3. Glucose-6-phosphate: Increased consumption during the glycolytic pathway of the parasite.

Nanotechnology applications (referred to as "nan") in malaria focus on:

1. Drug delivery: Using nanoparticles to enhance the delivery and efficacy of antimalarial drugs.
2. Diagnostics: Employing nanoparticle-based assays for rapid and sensitive detection of malaria antigens or DNA.
3. Vaccines: Developing nanoparticle-based platforms to improve the immunogenicity and stability of malaria vaccines.
Nutraceuticals: Malaria is a life-threatening disease caused by Plasmodium parasites, transmitted to humans through the bites of infected Anopheles mosquitoes. Nutraceuticals, which are products derived from food sources that offer health benefits, play a role in malaria prevention and treatment. For example, certain botanicals and plant extracts, such as Artemisia annua (sweet wormwood), which contains artemisinin, have been utilized both in traditional medicine and modern treatments.

In terms of nanotechnology (nan.), research is exploring the use of nanoparticles for improved drug delivery, diagnostic tools, and mosquito control strategies in malaria management. Nanoparticles can enhance the efficacy and stability of antimalarial drugs, provide targeted delivery to infected cells, and reduce side effects.

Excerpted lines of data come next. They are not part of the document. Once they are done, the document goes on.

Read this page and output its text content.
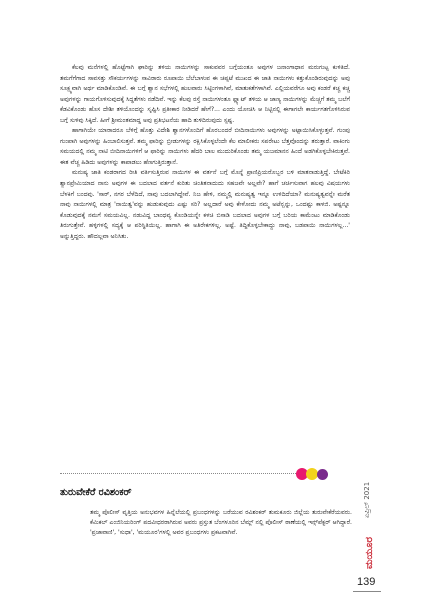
ಕೆಲವು ಮನೆಗಳಲ್ಲಿ ಹೊಟ್ಟೆಗಾಗಿ ಘಾರಿನ್ನು ತಳಿಯ ನಾಯಿಗಳನ್ನು ಸಾಕುವವರ ಬಗ್ಗೆಯಂತೂ ಅವುಗಳ ಜನಾಂಗಾಧಾನ ಮರುಗುಟ್ಟ ಕುಳಿತಿದೆ. ತಮಗೆಗೆಗಾದ ಸಾವಸತ್ತು ಸೌಕರ್ಯಗಳನ್ನು ಸಾವಿರಾರು ರೂಪಾಯಿ ಬೆಲೆಬಾಳುವ ಈ ಚಪ್ಪಟೆ ಮುಖದ ಈ ಜಾತಿ ನಾಯಿಗಳು ಕತ್ತುಕೊಂಡಿರುವುದನ್ನು ಅವು ಸೂಕ್ಷ್ಮವಾಗಿ ಅರ್ಥ ಮಾಡಿಕೊಂಡಿವೆ. ಈ ಬಗ್ಗೆ ಶ್ವಾನ ಸಭೆಗಳಲ್ಲಿ ಹುಲವಾರು ಸಿಟ್ಟಿಂಗಳಾಗಿವೆ, ಮಾತುಕತೆಗಳಾಗಿವೆ. ಎಲ್ಲಿಯವರೆಗೂ ಅವು ಕಂಡರೆ ಕಚ್ಚ ಕಚ್ಚ ಅವುಗಳನ್ನು ಗಾಯಗೊಳಿಸುವುದಕ್ಕೆ ಸಿದ್ಧತೆಗಳು ನಡೆದಿವೆ. ಇನ್ನು ಕೆಲವು ರಸ್ತೆ ನಾಯಿಗಳಂತೂ ಫ್ಲ್ಯಾಟ್ ತಳಿಯ ಆ ಜಾಣ್ಯ ನಾಯಿಗಳನ್ನು ಮೆಚ್ಚಗೆ ತಮ್ಮ ಬಲೆಗೆ ಕೆಡವಿಕೊಂಡು ಹೊಸ ದೇಶೀ ತಳಿಯೊಂದನ್ನು ಸೃಷ್ಟಿಸಿ ಪ್ರತೀಕಾರ ನೀಡಿದರೆ ಹೇಗೆ?... ಎಂದು ಯೋಚಿಸಿ ಆ ನಿಟ್ಟಿನಲ್ಲಿ ಈಗಾಗಲೇ ಕಾರ್ಯಗತಗೊಳಿಸಿರುವ ಬಗ್ಗೆ ಸುಳಿವು ಸಿಕ್ಕಿದೆ. ಹೀಗೆ ಶ್ರೀಮಂತಮಾದ್ದ ಅವು ಪ್ರತಿಭಟನೆಯ ಹಾದಿ ತುಳಿದಿರುವುದು ಸ್ಪಷ್ಟ.

ಹಾಗಾಗಿಯೇ ಯಾರಾದರೂ ಬೆಳಿಗ್ಗೆ ಹೊತ್ತು ವಿದೇಶಿ ಶ್ವಾನಗಳೊಂದಿಗೆ ಹೊರಬಂದರೆ ಬೀದಿನಾಯಿಗಳು ಅವುಗಳನ್ನು ಅಟ್ಟಾಯಿಸಿಕೊಳ್ಳುತ್ತವೆ. ಗುಂಪು ಗುಂಪಾಗಿ ಅವುಗಳನ್ನು ಹಿಂಬಾಲಿಸುತ್ತವೆ. ತಮ್ಮ ಫಾರಿನ್ನು ಬ್ರೀಡುಗಳನ್ನು ರಕ್ಷಿಸಿಕೊಳ್ಳಲೆಂದೇ ಕೆಲ ಮಾಲೀಕರು ಸಪರೇಟು ಬೆತ್ತವೊಂದನ್ನು ತರುತ್ತಾರೆ. ವಾಕಿಂಗು ಸಮಯದಲ್ಲಿ ನಮ್ಮ ನಾಟಿ ಬೀದಿನಾಯಿಗಳಿಗೆ ಆ ಫಾರಿನ್ನು ನಾಯಿಗಳು ಹೆದರಿ ಬಾಲ ಮುದುರಿಕೊಂಡು ತಮ್ಮ ಯಜಮಾನನ ಹಿಂದೆ ಅಡಗಿಕೊಳ್ಳಬೇಕಿರುತ್ತವೆ. ಈತ ವೆಚ್ಚ ಹಿಡಿದು ಅವುಗಳನ್ನು ಕಾಪಾಡಲು ಹೆಣಗುತ್ತಿರುತ್ತಾನೆ.

ಮನುಷ್ಯ ಜಾತಿ ಕಂಡರಾಗದ ರೀತಿ ವರ್ತಿಸುತ್ತಿರುವ ನಾಯಿಗಳ ಈ ವರ್ತನೆ ಬಗ್ಗೆ ಮೊನ್ನೆ ಪ್ರಾಣಿಪ್ರಿಯರೊಬ್ಬರ ಬಳಿ ಮಾತನಾಡುತ್ತಿದ್ದೆ. ಬೇಟೆಕಿರಿ ಶ್ವಾನಪ್ರೇಮಿಯಾದ ನಾನು ಅವುಗಳ ಈ ಬದಲಾದ ವರ್ತನೆ ಕುರಿತು ಚಿಂತಿತನಾದುದು ಸಹಜವೇ ಅಲ್ಲವೇ? ಹಾಗೆ ಚರ್ಚಿಸುವಾಗ ಹಲವು ವಿಷಯಗಳು ಬೆಳಕಿಗೆ ಬಂದವು. 'ಸಾರ್, ನಗರ ಬೆಳೆದಿದೆ, ನಾವು ಬದಲಾಗಿದ್ದೇವೆ. ನಿಜ ಹೇಳಿ, ನಮ್ಮಲ್ಲಿ ಮನುಷ್ಯತ್ವ ಇನ್ನೂ ಉಳಿದಿದೆಯಾ? ಮನುಷ್ಯತ್ವವನ್ನೇ ಮರೆತ ನಾವು ನಾಯಿಗಳಲ್ಲಿ ಮಾತ್ರ 'ನಾಯಿತ್ವ'ವನ್ನು ಹುಡುಕುವುದು ಎಷ್ಟು ಸರಿ? ಅಲ್ಲದಾರೆ ಅವು ಕೇಳೋದು ನಮ್ಮ ಅಟೆನ್ಷನ್ನು, ಒಂದಷ್ಟು ಕಾಳಜಿ. ಅಷ್ಟನ್ನೂ ಕೊಡುವುದಕ್ಕೆ ನಮಗೆ ಸಮಯವಿಲ್ಲ. ನಡುವಿದ್ದ ಬಾಂಧವ್ಯ ಕೊಂಡಿಯನ್ನೇ ಕಳಚಿ ಬಿಸಾಡಿ ಬದಲಾದ ಅವುಗಳ ಬಗ್ಗೆ ಬರಿಯ ಕಾಮೆಂಟು ಮಾಡಿಕೊಂಡು ತಿರುಗುತ್ತೇವೆ. ಹಳ್ಳಿಗಳಲ್ಲಿ ಸದ್ಯಕ್ಕೆ ಆ ಪರಿಸ್ಥಿತಿಯಿಲ್ಲ. ಹಾಗಾಗಿ ಈ ಅತಿರೇಕಗಳಿಲ್ಲ. ಅಷ್ಟೆ. ತಿದ್ದಿಕೊಳ್ಳಬೇಕಾದ್ದು ನಾವು, ಬಡಪಾಯಿ ನಾಯಿಗಳಲ್ಲ...' ಅನ್ನುತ್ತಿದ್ದರು. ಹೌದಲ್ಲವಾ ಅನಿಸಿತು.

ತುರುವೇಕೆರೆ ರವಿಶಂಕರ್
ತಮ್ಮ ಪೊಲೀಸ್ ವೃತ್ತಿಯ ಅನುಭವಗಳ ಹಿನ್ನೆಲೆಯಲ್ಲಿ ಪ್ರಬಂಧಗಳನ್ನು ಬರೆಯುವ ರವಿಶಂಕರ್ ತುಮಕೂರು ಜಿಲ್ಲೆಯ ತುರುವೇಕೆರೆಯವರು. ಕೆಮಿಕಲ್ ಎಂಜಿನಿಯರಿಂಗ್ ಪದವೀಧರರಾಗಿರುವ ಅವರು ಪ್ರಸ್ತುತ ಬೆಂಗಳೂರಿನ ಬೆಮ್ಲ್ ನಲ್ಲಿ ಪೊಲೀಸ್ ಠಾಣೆಯಲ್ಲಿ ಇನ್ಸ್‌ಪೆಕ್ಟರ್ ಆಗಿದ್ದಾರೆ. 'ಪ್ರಜಾವಾಣಿ', 'ಸುಧಾ', 'ಮಯೂರ'ಗಳಲ್ಲಿ ಅವರ ಪ್ರಬಂಧಗಳು ಪ್ರಕಟವಾಗಿವೆ.
ಏಪ್ರಿಲ್ 2021
ಮಯೂರ
139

Additionally, novel diagnostic methods utilizing nanotechnology can improve the sensitivity and speed of malaria detection.
Peptides: The use of peptides and nanotechnology in malaria research and treatment has shown promising advancements. Peptides can function as antimalarial agents by targeting specific proteins in the malaria parasite, Plasmodium spp. Nanotechnology, such as nanoparticles, enhances the delivery and efficacy of antimalarial drugs, potentially overcoming issues like drug resistance and poor solubility. Combining these approaches could lead to more effective and targeted malaria therapies.